The Ghana Revenue Authority (GRA) failed to deduct GH¢13.38 million in VAT from payments made to Strategic Mobilisation (Ghana) Limited (SML) over an eight-month period, the full KPMG report has revealed.
According to the report, between September 1, 2020 and April 30, 2021, a bulk payment to SML covering invoices for an eight-month period had no VAT or Withholding Tax deductions.
“This contradicts GRA’s standard practice of deducting such taxes for payments to SML between June 1, 2020 and August 31, 2023,” the full report of the KPMG released by President Akufo-Addo stated.
The report said, additionally, SML failed to fulfil its statutory obligations by neither filing returns nor remitting these taxes to GRA.
Pursuant to Section 71(1) of the GRA Act, SML owes GRA GH¢18.50 million in accrued interest on its tax liability as of January 31, 2024, the report noted.
It added that consequently, the total liability incurred by SML amounts to GH¢31.88 million.
“At the time of our review, we noticed the discrepancy and informed GRA, leading to their subsequent communication with SML, demanding settlement of the outstanding amount,” the report added.
Contract Terms Review
KPMG stated that covered firms should also ensure that any contracts in which the Government of Ghana (GoG) is a party are examined by institutional legal resources and, if necessary, the Attorney-General to ensure that the contract terms do not disadvantage the GoG.
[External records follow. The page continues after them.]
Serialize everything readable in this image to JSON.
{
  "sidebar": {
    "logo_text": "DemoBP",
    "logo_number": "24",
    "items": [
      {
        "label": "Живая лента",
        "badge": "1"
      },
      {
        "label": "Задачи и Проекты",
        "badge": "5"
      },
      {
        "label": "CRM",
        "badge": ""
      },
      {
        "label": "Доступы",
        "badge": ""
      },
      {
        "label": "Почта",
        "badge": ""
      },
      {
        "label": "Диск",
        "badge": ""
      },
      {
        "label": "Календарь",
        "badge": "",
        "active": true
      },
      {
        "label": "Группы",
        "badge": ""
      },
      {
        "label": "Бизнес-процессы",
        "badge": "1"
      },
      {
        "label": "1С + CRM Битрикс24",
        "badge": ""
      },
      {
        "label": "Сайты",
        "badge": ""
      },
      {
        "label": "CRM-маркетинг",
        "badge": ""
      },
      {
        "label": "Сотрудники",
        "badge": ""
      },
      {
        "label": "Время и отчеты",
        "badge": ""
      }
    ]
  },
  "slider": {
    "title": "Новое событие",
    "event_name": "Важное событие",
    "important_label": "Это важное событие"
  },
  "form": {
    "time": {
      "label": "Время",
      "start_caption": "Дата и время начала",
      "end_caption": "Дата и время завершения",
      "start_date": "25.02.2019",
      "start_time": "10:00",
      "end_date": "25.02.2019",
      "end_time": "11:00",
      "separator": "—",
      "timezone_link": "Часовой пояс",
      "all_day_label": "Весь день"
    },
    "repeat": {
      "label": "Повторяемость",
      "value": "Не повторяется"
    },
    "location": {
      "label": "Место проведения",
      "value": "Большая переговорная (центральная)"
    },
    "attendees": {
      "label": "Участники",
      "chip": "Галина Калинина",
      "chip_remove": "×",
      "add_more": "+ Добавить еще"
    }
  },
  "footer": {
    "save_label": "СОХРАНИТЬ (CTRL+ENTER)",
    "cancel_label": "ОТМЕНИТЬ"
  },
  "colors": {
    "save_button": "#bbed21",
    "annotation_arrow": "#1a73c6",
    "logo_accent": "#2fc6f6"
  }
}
“For contracts that include the GoG as a party, it is advised that the Attorney-General, who serves as the principal legal advisor to the government, reviews the contract to ensure the terms are compliant with all relevant laws and the interests of the government are protected and not exposed to any avoidable financial or reputational liabilities,” the report stressed.
According to KPMG, the Office of the Attorney-General and the Ministry of Justice should also develop standardised terms and conditions that include key clauses such as intellectual property rights, indemnity, and termination provisions in all contracts.
This measure will ensure the interests of the GoG and public entities are protected in every agreement.
“Additionally, in cases where a contract holder oversees the preparation of a contract, the legal team should conduct a thorough review to align the clauses to the benefit of the covered entity and GoG,” he said.
BOT Model
GRA should consider creating contracts for significant system installations based on Build-Operate-Transfer (BOT) models as an alternative, KPMG recommended.
It explained that this would ensure that GRA retains ownership of the asset while leveraging the vendor’s experience and resources in system deployment, knowledge transfer/training, and maintenance support.
VfM Assessments
The report said GRA should perform Value-for-Money (VfM) assessments biennially for contracts exceeding a lifespan of two years to optimise benefits.
“Additionally, contracts with durations less than two years should undergo one-time or annual assessments as agreed by both parties to ensure and monitor efficiency and VfM.
PFMA Compliance
The report reiterated that one major area that needs to be examined is Section 33 of the Public Financial Management Act (PFMA) 2016, (Act 921), which requires multi-year expenditure commitments to be approved by the Minister of Finance and Parliament.
It stated that while this is an important accountability measure, the Act’s current absence of a clear threshold may result in an excessive number of agreements being presented to Parliament.
For KPMG, this could lead to delays and administrative bottlenecks in the approval process and ultimately, commencement of key projects.
“A reasonable threshold that balances accountability and efficiency should be considered as an amendment to the Act to enhance implementation.
“In addition, it appears compliance with this section of the Act is not widespread,” the report noted.
Contracts Monitoring
It recommended that GRA should develop a contract monitoring framework to govern the evaluation of the performance of significant contracts.
This is because the contracts make provision for periodic monitoring and evaluation assessment of the effectiveness of the performance of the contract.
According to KPMG, at a minimum, the framework should set out appropriate governance structures to oversee and demand accountability on the status and performance of the contract.
It should also identify the contract owner who will be accountable for the contract as well as individuals who will be responsible for facilitating and monitoring performance against the defined metrics, provide feedback and guidance to the consultant, and address any concerns or issues promptly.
It again wants the framework to outline the timing and nature of information (updates or reports) to be shared with the Executive Management team and the Board for review.